Remember that digital audio is represented as a series of numbers, each of which represents the value of a sample at a specific point of time. From sample to sample, sounds with high frequency content will show more change than those with little high frequency content, simply because the innate property of a high-frequency wave is its rapid change over time. So to filter out high frequencies, the easy approach is simply to generate a new wave, where each sample is the average of itself and the samples around it. That "smoothes out" the high frequency sounds, but leaves the low frequencies--which, after all, change much less from sample to sample--basically unaltered. Other kinds of EQ filters can be generated by altering the weights for each sample in the average.
What's really interesting about FIR is that you can combine it with a Fast Fourier Transform (also known as a FFT, which is a fascinating process for doing spectral analysis using math I don't completely understand) to determine the weighting for a desired filter curve. This is what the plugin we'll be using, ReaFIR, does to perform its noise reduction. Using the FFT analysis window, it takes a fingerprint of the noise we want to remove, and then sets up an filter to subtract that from the audio stream.

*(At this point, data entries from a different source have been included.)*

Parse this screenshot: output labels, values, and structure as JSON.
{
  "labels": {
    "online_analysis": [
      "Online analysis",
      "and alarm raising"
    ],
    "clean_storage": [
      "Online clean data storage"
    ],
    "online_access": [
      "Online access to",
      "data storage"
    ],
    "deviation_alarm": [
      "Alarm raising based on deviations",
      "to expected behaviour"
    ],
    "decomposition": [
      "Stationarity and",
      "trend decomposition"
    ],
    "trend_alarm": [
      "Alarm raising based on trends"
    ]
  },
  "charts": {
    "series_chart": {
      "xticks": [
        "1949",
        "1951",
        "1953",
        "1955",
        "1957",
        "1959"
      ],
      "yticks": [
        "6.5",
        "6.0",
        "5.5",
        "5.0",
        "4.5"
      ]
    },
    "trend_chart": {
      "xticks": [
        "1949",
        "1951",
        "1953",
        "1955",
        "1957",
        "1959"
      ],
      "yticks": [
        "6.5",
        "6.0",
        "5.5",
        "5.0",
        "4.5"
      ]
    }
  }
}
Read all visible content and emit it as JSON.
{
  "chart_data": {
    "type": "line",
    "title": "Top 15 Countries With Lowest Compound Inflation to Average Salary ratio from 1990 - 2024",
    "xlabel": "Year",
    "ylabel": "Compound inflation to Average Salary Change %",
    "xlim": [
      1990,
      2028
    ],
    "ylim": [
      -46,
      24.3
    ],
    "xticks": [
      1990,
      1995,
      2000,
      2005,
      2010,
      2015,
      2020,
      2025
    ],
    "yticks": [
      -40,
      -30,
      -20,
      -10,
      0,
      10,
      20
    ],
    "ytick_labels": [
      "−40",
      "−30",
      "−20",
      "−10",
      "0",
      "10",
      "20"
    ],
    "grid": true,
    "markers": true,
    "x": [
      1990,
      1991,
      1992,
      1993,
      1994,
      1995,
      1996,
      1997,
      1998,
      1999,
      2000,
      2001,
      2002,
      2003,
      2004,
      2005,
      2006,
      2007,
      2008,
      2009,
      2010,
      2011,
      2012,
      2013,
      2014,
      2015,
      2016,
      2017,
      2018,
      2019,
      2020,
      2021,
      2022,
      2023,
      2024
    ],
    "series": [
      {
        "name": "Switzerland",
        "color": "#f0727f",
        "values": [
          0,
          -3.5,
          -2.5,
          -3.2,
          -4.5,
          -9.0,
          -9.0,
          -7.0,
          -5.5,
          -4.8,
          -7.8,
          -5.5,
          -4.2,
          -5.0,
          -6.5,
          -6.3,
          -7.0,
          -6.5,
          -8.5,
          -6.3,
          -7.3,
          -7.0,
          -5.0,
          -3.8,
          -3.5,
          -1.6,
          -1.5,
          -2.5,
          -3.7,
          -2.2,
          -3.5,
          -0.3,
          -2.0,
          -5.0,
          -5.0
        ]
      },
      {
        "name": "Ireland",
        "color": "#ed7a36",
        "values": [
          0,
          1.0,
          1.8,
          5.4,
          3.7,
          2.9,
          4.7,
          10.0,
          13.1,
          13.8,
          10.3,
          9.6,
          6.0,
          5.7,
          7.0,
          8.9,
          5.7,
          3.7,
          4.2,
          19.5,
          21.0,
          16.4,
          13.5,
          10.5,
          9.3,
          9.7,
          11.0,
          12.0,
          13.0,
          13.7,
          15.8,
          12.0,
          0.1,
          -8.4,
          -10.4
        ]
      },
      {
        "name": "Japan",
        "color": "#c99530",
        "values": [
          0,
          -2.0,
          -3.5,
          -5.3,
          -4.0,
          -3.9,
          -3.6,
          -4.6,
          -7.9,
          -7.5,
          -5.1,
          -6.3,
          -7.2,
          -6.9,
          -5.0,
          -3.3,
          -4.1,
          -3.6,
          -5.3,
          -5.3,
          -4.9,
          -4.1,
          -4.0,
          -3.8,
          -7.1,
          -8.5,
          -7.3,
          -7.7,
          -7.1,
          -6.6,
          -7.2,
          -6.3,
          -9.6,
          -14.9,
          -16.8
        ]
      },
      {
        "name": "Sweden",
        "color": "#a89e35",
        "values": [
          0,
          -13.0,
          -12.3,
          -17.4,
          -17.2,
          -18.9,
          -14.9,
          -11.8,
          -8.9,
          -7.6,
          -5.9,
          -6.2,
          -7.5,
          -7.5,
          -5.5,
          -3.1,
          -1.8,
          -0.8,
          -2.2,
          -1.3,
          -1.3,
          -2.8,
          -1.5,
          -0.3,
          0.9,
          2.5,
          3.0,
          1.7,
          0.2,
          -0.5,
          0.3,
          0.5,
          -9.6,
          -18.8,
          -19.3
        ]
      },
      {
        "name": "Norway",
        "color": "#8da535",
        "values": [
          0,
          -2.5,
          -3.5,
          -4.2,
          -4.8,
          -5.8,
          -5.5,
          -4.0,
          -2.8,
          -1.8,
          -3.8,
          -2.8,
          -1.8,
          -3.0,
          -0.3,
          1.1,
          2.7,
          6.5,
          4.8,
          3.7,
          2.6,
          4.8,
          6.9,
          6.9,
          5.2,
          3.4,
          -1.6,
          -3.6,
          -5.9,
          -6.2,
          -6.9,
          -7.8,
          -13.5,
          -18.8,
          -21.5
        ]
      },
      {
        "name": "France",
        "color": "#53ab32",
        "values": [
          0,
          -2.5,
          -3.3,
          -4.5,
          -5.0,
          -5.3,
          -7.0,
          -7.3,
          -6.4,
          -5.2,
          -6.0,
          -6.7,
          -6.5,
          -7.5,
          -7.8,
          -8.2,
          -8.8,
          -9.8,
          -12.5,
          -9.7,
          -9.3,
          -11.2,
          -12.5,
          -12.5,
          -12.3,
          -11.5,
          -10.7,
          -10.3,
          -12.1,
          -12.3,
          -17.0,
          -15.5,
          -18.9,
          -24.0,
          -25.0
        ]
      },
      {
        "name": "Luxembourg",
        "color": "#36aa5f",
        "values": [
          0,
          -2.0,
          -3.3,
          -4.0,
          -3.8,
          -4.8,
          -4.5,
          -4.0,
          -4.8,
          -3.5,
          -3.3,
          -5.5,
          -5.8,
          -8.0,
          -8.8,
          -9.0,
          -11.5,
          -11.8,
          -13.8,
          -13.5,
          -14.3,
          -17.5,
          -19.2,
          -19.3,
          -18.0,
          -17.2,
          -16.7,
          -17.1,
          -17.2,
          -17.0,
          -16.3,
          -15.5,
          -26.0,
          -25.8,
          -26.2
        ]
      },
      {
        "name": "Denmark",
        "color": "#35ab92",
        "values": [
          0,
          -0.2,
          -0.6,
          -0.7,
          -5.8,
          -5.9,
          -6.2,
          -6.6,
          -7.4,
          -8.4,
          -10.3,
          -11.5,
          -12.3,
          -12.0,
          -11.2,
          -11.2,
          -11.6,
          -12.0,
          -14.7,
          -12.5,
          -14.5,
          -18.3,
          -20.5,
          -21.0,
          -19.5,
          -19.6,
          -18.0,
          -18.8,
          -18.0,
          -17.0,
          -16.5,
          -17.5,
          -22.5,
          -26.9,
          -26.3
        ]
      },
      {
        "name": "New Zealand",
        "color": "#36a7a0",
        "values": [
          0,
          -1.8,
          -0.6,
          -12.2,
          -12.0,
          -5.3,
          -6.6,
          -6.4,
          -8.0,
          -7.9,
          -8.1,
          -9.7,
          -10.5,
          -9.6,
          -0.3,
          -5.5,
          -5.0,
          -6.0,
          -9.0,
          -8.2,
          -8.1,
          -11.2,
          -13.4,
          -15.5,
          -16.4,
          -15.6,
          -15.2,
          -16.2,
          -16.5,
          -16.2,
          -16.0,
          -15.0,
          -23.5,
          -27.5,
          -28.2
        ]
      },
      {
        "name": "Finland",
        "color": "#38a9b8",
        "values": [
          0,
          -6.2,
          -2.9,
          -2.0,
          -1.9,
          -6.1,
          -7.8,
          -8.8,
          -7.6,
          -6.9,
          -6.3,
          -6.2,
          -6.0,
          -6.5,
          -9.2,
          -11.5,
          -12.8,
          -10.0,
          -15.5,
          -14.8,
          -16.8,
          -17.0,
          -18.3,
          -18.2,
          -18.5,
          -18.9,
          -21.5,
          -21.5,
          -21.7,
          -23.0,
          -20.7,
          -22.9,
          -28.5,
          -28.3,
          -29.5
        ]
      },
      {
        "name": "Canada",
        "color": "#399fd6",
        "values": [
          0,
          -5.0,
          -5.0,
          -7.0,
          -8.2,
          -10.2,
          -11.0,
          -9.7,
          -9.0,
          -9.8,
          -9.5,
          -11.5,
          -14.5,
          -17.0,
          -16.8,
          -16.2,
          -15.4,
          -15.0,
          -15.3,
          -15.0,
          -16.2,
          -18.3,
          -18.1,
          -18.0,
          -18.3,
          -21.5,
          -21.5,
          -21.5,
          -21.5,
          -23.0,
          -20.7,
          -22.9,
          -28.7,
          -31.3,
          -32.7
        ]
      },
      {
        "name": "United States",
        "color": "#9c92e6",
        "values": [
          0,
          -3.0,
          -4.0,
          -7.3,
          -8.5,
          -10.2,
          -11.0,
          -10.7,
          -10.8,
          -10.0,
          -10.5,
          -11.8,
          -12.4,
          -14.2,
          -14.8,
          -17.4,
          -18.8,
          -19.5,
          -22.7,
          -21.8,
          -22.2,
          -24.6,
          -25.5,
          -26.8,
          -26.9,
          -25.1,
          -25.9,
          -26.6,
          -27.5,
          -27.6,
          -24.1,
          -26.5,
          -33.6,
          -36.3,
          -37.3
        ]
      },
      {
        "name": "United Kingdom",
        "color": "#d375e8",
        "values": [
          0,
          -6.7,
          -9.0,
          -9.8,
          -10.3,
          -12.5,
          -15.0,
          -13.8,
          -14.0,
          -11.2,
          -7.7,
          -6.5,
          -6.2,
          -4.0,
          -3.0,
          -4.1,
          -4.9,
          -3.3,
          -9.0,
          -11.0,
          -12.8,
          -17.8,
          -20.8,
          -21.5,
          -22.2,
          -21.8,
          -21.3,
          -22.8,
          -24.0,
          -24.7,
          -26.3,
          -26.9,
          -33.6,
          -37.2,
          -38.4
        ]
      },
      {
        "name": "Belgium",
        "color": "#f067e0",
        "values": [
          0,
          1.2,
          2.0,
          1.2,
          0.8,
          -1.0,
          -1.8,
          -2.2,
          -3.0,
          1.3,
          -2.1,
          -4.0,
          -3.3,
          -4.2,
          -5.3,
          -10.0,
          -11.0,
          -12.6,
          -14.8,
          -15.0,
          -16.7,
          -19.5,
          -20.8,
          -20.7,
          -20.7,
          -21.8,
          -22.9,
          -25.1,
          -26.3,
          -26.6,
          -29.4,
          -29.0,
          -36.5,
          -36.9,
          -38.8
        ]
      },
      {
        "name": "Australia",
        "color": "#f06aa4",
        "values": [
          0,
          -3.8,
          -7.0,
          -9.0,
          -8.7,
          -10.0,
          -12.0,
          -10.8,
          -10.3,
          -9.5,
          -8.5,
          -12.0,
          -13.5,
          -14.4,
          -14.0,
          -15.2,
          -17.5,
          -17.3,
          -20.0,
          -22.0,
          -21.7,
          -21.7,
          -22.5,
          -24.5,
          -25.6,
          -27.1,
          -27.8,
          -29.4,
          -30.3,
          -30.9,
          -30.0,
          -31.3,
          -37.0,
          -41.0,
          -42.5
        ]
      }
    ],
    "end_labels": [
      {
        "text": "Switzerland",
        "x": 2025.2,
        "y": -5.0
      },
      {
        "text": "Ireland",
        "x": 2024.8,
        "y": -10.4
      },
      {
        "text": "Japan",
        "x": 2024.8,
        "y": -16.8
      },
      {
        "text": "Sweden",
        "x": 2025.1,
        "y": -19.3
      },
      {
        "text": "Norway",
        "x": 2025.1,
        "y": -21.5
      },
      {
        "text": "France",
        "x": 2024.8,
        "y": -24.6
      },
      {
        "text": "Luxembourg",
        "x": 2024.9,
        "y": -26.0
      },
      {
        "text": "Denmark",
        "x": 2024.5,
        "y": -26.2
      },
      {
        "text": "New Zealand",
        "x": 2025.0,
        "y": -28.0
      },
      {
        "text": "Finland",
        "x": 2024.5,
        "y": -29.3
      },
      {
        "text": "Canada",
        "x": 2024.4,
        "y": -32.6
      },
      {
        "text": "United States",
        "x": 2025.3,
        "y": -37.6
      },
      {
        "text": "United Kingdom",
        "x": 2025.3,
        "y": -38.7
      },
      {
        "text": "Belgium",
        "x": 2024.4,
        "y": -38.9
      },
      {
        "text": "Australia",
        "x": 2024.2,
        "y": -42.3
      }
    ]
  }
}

Let's see it in action, step by step:
Well, I'm glad we got this sorted out. I'm sure you'll agree it's much better than a fruitcake, which was my backup gift. And just think: now that you've got this under control, we can celebrate the next holiday with an in-depth discussion of convolution reverb, which is based on many of the same principles. Why, maybe we could even start now...
Oh, you have to go? So soon? Ah, that's a shame, but if you must...? Then you must. I understand. Have a safe trip, then. And happy new year!